Sand Dredging Report Challenged Again; Global Witness Undeterred

The Cambodian Embassy in Lon­don said Wednesday that the government was “angry” at Global Witness for it latest expose on sand dredging in Cambodia, calling the report “malicious and misleading.”

Global Witness responded by saying it stood by its report and upped the ante by calling on the Cambodian government to prove the report wrong by making public documents and information on the sand industry.

In a statement, the embassy quoted Minister of Information Khieu Kanharith as saying that a blanket ban on dredging sand for export was still effective. The embassy also called the Global Witness report “cheap and rubbish” and said the government had already “reacted angrily to malicious and misleading claims by an international trouble maker that sand-dredging operations in Cambodia are causing widespread environmental damage.”

The embassy went on to cite Mr Kanharith as saying that Global Witness had attacked the government in order to support opposition political parties in Cambodia.

“Their reports are always exaggerated far beyond the imagination and attack the Cambodian Gov­ernment in order to try and bring po­litical benefit to one of the smaller opposition parties,” the embassy statement said.

In a counterstatement, Global Witness stood by its report, which accused the government of not im­plementing a ban on dredging sand for export, and of giving licenses for dredging to CPP-affiliated businesses who supplied Singapore with millions of tons of sand, extracted without regard for environmental and social safeguards.

“If the Government believes our findings are an exaggeration, they should make the information about the sand dredging sector, contracts allocated, figures of exports and revenues received publicly available,” Global Witness said. The organization claimed it had documents showing that sand dredging concessions were issued after the government ban was introduced in May 2009.

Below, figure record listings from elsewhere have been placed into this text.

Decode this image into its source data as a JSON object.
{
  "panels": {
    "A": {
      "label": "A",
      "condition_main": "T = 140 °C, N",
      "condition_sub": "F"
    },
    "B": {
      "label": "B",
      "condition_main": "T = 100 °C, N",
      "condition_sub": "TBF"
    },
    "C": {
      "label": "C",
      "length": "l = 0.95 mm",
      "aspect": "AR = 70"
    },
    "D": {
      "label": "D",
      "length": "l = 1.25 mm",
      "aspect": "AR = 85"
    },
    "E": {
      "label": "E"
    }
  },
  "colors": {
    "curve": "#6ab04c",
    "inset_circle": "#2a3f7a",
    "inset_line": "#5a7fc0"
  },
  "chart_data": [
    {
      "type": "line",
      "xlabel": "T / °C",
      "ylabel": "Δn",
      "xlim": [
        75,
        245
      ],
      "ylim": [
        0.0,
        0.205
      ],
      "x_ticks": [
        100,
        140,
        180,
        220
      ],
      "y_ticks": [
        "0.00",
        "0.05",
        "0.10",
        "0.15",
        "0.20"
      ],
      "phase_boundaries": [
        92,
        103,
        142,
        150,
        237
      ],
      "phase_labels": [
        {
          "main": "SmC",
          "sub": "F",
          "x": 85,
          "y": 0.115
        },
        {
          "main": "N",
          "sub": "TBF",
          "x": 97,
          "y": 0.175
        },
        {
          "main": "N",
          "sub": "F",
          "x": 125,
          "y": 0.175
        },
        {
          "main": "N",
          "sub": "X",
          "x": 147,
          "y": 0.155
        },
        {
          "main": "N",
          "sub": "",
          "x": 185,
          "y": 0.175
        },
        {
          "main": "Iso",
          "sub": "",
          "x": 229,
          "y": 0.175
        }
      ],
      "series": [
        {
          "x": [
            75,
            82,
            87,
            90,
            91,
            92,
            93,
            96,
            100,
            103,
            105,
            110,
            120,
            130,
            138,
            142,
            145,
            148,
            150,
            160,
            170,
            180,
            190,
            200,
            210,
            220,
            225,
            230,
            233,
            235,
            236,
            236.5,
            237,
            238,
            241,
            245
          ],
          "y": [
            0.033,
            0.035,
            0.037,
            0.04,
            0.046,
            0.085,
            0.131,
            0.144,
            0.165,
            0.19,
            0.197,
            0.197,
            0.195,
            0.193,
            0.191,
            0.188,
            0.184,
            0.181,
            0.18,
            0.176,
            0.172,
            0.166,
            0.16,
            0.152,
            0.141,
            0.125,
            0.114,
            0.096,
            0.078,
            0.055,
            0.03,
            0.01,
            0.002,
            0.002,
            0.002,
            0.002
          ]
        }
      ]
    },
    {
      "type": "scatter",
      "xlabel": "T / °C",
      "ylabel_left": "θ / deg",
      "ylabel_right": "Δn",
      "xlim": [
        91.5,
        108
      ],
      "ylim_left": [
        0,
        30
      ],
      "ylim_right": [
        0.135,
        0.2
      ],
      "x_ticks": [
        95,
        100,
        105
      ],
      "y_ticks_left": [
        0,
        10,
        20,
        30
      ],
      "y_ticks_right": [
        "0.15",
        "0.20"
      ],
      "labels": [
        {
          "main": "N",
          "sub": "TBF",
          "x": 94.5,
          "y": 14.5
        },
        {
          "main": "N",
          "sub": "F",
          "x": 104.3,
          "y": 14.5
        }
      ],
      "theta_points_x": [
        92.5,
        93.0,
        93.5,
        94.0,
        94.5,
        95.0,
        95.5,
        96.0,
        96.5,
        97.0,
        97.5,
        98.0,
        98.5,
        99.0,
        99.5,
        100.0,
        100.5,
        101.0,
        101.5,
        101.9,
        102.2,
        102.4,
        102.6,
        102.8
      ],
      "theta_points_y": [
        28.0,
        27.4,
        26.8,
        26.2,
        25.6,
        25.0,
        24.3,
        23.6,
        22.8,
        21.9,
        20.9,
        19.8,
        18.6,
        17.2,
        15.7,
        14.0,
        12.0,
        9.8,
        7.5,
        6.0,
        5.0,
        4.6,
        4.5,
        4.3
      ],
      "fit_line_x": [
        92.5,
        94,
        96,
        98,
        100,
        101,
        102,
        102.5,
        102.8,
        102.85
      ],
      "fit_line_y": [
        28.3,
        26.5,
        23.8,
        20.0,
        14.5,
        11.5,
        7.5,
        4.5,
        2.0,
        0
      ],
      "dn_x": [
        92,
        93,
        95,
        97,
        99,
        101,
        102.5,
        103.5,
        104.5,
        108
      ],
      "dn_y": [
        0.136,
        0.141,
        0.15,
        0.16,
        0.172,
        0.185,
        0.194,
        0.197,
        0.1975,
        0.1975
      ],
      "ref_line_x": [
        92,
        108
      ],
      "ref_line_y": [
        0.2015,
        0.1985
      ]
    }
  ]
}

Global Witness also struck back at a statement issued by Singapore rejecting the report’s claims that it had condoned large-scale import of Cambodian sand in breach of the ban on dredging. Singapore said it had not been officially informed of the Cambodian ban.

Singapore also denied that its import regulations were not adequate to ensure the imported sand was extracted with due regard for legal environmental safeguards in Cambodia.

“The Singapore government’s response does not answer the key allegation in our report—that their current approach to sourcing sand is enabling environmental destruction and corruption in Cambodia,” Global Witness campaigner George Boden said Wednesday.

Global Witness added that if Singapore wants to uphold its reputation as a regional leader in environmental sustainability “it must ad­dress the report’s concerns directly by introducing effective regulations for companies sourcing sand from outside its borders.”